Appellants' principal grievance appears to be that the automobiles brought too small a price. But there is no evidence that the receiver could have obtained a better price.
Appellants also complain that the receiver failed to file an appraisal of the property which he took into his possession. Neither the code nor the rules of court call for this. Rule 240(c) of the California Rules of Court requires a receiver to ‘file an inventory containing a complete and detailed list of all property of which he has taken possession by virtue of his appointment; * * *’ An inventory was filed, containing a list of the automobiles by make, model, stock number and license number. The receiver's March 30 report to the court showed the date of sale and the price received for each vehicle. There is no reason to think that appellants would have been better off if the receiver had prepared and filed an appraisal of the cars as of the date he took possession. Appellants had the opportunity to challenge the adequacy of the receiver's performance. Appellants' counsel threatened to bring in expert witnesses, when he was talking about a three-day trial. But when the time came he offered no evidence of value at all.
The last two alleged errors will be discussed together. They are:
'4. The court was without jurisdiction to appoint an attorney for the receiver to represent him at the hearing of the objections to the account.
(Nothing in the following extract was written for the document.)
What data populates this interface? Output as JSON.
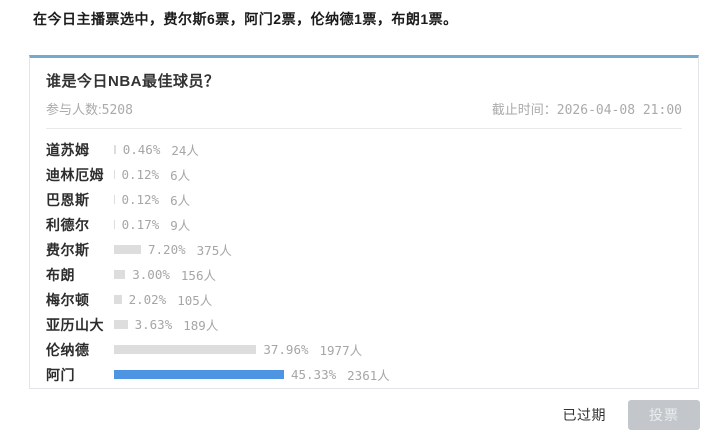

'5. It was error to award the attorney for the receiver a fee from the estate for representing the receiver upon the objections to the account.'
Appellants correctly point out that the attorney was employed not to preserve the estate but to protect the receiver when his account was challenged. It is of course an indispensable part of the receiver's duties to file an accounting and submit himself to inquiry and attack by those beneficially interested in the estate. In this case the attack which was threatened was much more than routine. Items aggregating approximately $60,000 were called into question, with a request that the receiver be surcharged. The attorney for the objectors announced his intention to conduct a three-day trial. The receiver could expect to be a witness. Although himself a member of the bar, he could hardly be expected to act in propria persona, conducting a trial of such gravity and complexity, examining witnesses and making objections and arguments. It was necessary and proper that the receiver have the assistance of counsel. Since the record shows that the charges against him were unfounded, and that his report and account as submitted by him were regular, the cost of preparing for the contest and appearing in it can only be regarded as necessary expense incurred in the course of his official duties, for which he is entitled to reimbursement out of the estate. (Missouri & K.I. Ry. Co. v. Edson (8 Cir.) 224 F. 79.)
The amounts to be allowed to the receiver as his compensation and to pay his attorney are for the trial court to determine in the exercise of its discretion. (Venza v. Venza, 101 Cal.App.2d 678, 680, 226 P.2d 60.) Under all of the circumstances we cannot say that this discretion has been abused.
The orders of December 16, 1964, and December 29, 1964, are affirmed. Appeals from the other orders are dismissed.
FILES, Presiding Justice.
JEFFERSON and KINGSLEY, JJ., concur.